BORIS TADIC ATTENDS 15TH ANNIVERSARY OF THE SREBRENICA GENOCIDE

"I wish to welcome you, we are receiving you in peace," Kada Hotic, a representative of the Srebrenica widows, told Serbia's president Boris Tadic while he held her hands. Some in the crowd yelled "Bravo, Boris!"

#1. Serbia's President Boris Tadic wipes tears during a joint burial in the Srebrenica Genocide Memorial on July 11, 2010.


#2. Serbian President Boris Tadic (R) lays flowers and pays his respect on July 11, 2010 during a ceremony at the Srebrenica Genocide Memorial in Potocari to commemorate more than 8,000 Bosniaks killed by Serbs and bury 775 newly identified victims of the 1995 Srebrenica massacre. More than 8,000 Bosnian Muslim men and boys were killed, some 30,000 forcibly expelled and many women and girls brutally raped, in the days following the fall of the Srebrenica enclave, designated a UN-safe area, by Bosnian Serb troops on July 11, 1995. The victims were shot and dumped in mass graves, then reburied haphazardly in more than 70 sites in a bid to cover up the evidence. So far, the International Commission on Missing Persons (ICMP) identified 6,481 victims of the July 1995 genocide through DNA method.


#3. Serbian President Boris Tadic (R) lays flowers and pays his respect on July 11, 2010 during a ceremony at the Srebrenica Genocide Memorial in Potocari to commemorate more than 8,000 Bosniaks killed by Serbs and bury 775 newly identified victims of the 1995 Srebrenica massacre. More than 8,000 Bosnian Muslim men and boys were killed, some 30,000 forcibly expelled and many women and girls brutally raped, in the days following the fall of the Srebrenica enclave, designated a UN-safe area, by Bosnian Serb troops on July 11, 1995. The victims were shot and dumped in mass graves, then reburied haphazardly in more than 70 sites in a bid to cover up the evidence. So far, the International Commission on Missing Persons (ICMP) identified 6,481 victims of the July 1995 genocide through DNA method.

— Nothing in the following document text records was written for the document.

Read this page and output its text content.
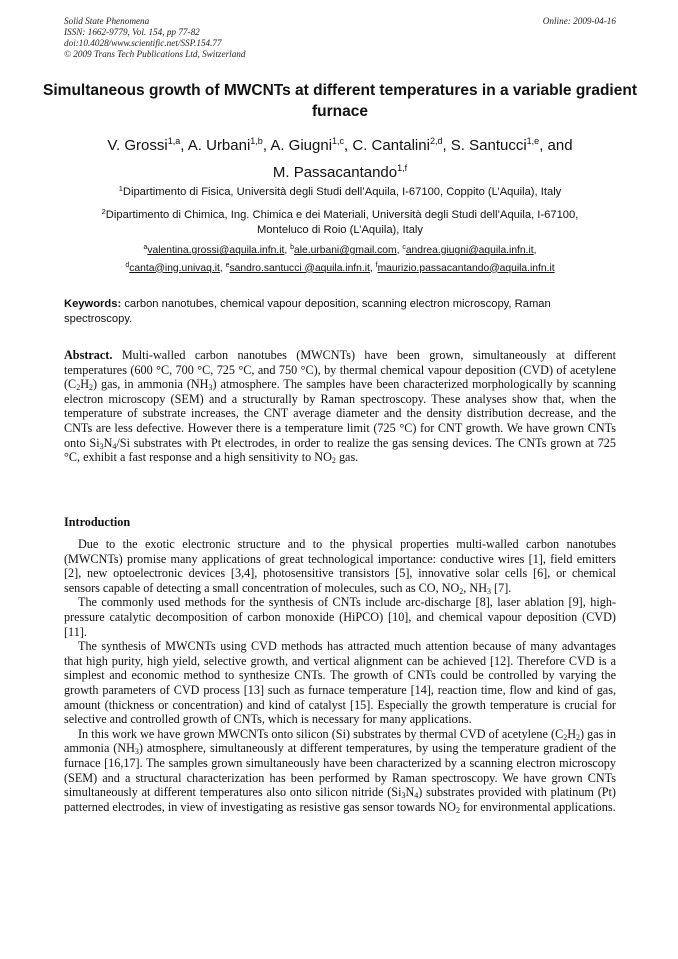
Solid State Phenomena
ISSN: 1662-9779, Vol. 154, pp 77-82
doi:10.4028/www.scientific.net/SSP.154.77
© 2009 Trans Tech Publications Ltd, Switzerland
Online: 2009-04-16
Simultaneous growth of MWCNTs at different temperatures in a variable gradient furnace
V. Grossi$^{1,a}$, A. Urbani$^{1,b}$, A. Giugni$^{1,c}$, C. Cantalini$^{2,d}$, S. Santucci$^{1,e}$, and
M. Passacantando$^{1,f}$
$^1$Dipartimento di Fisica, Università degli Studi dell’Aquila, I-67100, Coppito (L’Aquila), Italy
$^2$Dipartimento di Chimica, Ing. Chimica e dei Materiali, Università degli Studi dell’Aquila, I-67100,
Monteluco di Roio (L’Aquila), Italy
$^a$valentina.grossi@aquila.infn.it, $^b$ale.urbani@gmail.com, $^c$andrea.giugni@aquila.infn.it,
$^d$canta@ing.univaq.it, $^e$sandro.santucci @aquila.infn.it, $^f$maurizio.passacantando@aquila.infn.it
Keywords: carbon nanotubes, chemical vapour deposition, scanning electron microscopy, Raman spectroscopy.
Abstract. Multi-walled carbon nanotubes (MWCNTs) have been grown, simultaneously at different temperatures (600 °C, 700 °C, 725 °C, and 750 °C), by thermal chemical vapour deposition (CVD) of acetylene $(C_2H_2)$ gas, in ammonia $(NH_3)$ atmosphere. The samples have been characterized morphologically by scanning electron microscopy (SEM) and a structurally by Raman spectroscopy. These analyses show that, when the temperature of substrate increases, the CNT average diameter and the density distribution decrease, and the CNTs are less defective. However there is a temperature limit (725 °C) for CNT growth. We have grown CNTs onto $Si_3N_4/Si$ substrates with Pt electrodes, in order to realize the gas sensing devices. The CNTs grown at 725 °C, exhibit a fast response and a high sensitivity to $NO_2$ gas.
Introduction

Due to the exotic electronic structure and to the physical properties multi-walled carbon nanotubes (MWCNTs) promise many applications of great technological importance: conductive wires [1], field emitters [2], new optoelectronic devices [3,4], photosensitive transistors [5], innovative solar cells [6], or chemical sensors capable of detecting a small concentration of molecules, such as CO, $NO_2$, $NH_3$ [7].

The commonly used methods for the synthesis of CNTs include arc-discharge [8], laser ablation [9], high-pressure catalytic decomposition of carbon monoxide (HiPCO) [10], and chemical vapour deposition (CVD) [11].

The synthesis of MWCNTs using CVD methods has attracted much attention because of many advantages that high purity, high yield, selective growth, and vertical alignment can be achieved [12]. Therefore CVD is a simplest and economic method to synthesize CNTs. The growth of CNTs could be controlled by varying the growth parameters of CVD process [13] such as furnace temperature [14], reaction time, flow and kind of gas, amount (thickness or concentration) and kind of catalyst [15]. Especially the growth temperature is crucial for selective and controlled growth of CNTs, which is necessary for many applications.

In this work we have grown MWCNTs onto silicon (Si) substrates by thermal CVD of acetylene $(C_2H_2)$ gas in ammonia $(NH_3)$ atmosphere, simultaneously at different temperatures, by using the temperature gradient of the furnace [16,17]. The samples grown simultaneously have been characterized by a scanning electron microscopy (SEM) and a structural characterization has been performed by Raman spectroscopy. We have grown CNTs simultaneously at different temperatures also onto silicon nitride $(Si_3N_4)$ substrates provided with platinum (Pt) patterned electrodes, in view of investigating as resistive gas sensor towards $NO_2$ for environmental applications.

#4. Serbian President Boris Tadic weeps as he passes coffins of Srebrenica genocide victims, in Potocari, Bosnia, Sunday, July 11, 2010. Thousands gathered in the Srebrenica Genocide Memorial for the mass burial of 775 bodies marking the 15th anniversary of the Srebrenica genocide.


#5. Montenegro's President Filip Vujanovic (L-R), Serbia's President Boris Tadic, Bosniak member of Bosnia and Herzegovina's tripartite presidency Haris Silajdzic and Turkey's Prime Minister Tayyip Erdogan attend a joint burial of 775 Srebrenica genocide victims in Potocari July 11, 2010.



#6. Malaysian Foreign Minister Anifah Aman, right, pays his respects to Srebrenica victims on Sunday, July 11, 2010. Thousands gathered in the Srebrenica Genocide Memorial to bury 775 massacre victims on the 15th anniversary of the worst crime in Europe since the Nazi era.


#7. Turkish Prime Minister Recep Tayyip Erdogan lays flowers near the marble stone monument at the Srebrenica Genocide Memorial in Potocari to remember more than 8,000 Srebrenica victims on 11 July 2010.


#8. Bernard Kouchner, center, the French Foreign Minister, pays his respect to more than 8,000 Srebrenica victims at the Srebrenica Genocide Memorial in Potocari on 11 July 2010, on occasion of the 15th anniversary of genocide.


#9. Turkish Prime Minister Recep Tayyip Erdogan (2nd L), the chairman of the Bosnian Presidency, Haris Silajdzic (2nd R) and Turkish Foreign Minister Ahmet Davutoglu (R) pray on July 11, 2010 in front of coffins of some of the victims of the 1995 Srebrenica massacre during a ceremony at the Srebrenica Genocide Memorial in Potocari to commemorate more than 8,000 Bosniaks killed by Serbs and bury 775 newly identified victims. The victims were shot and dumped in mass graves, then reburied haphazardly in more than 80 sites in a bid to cover up the evidence.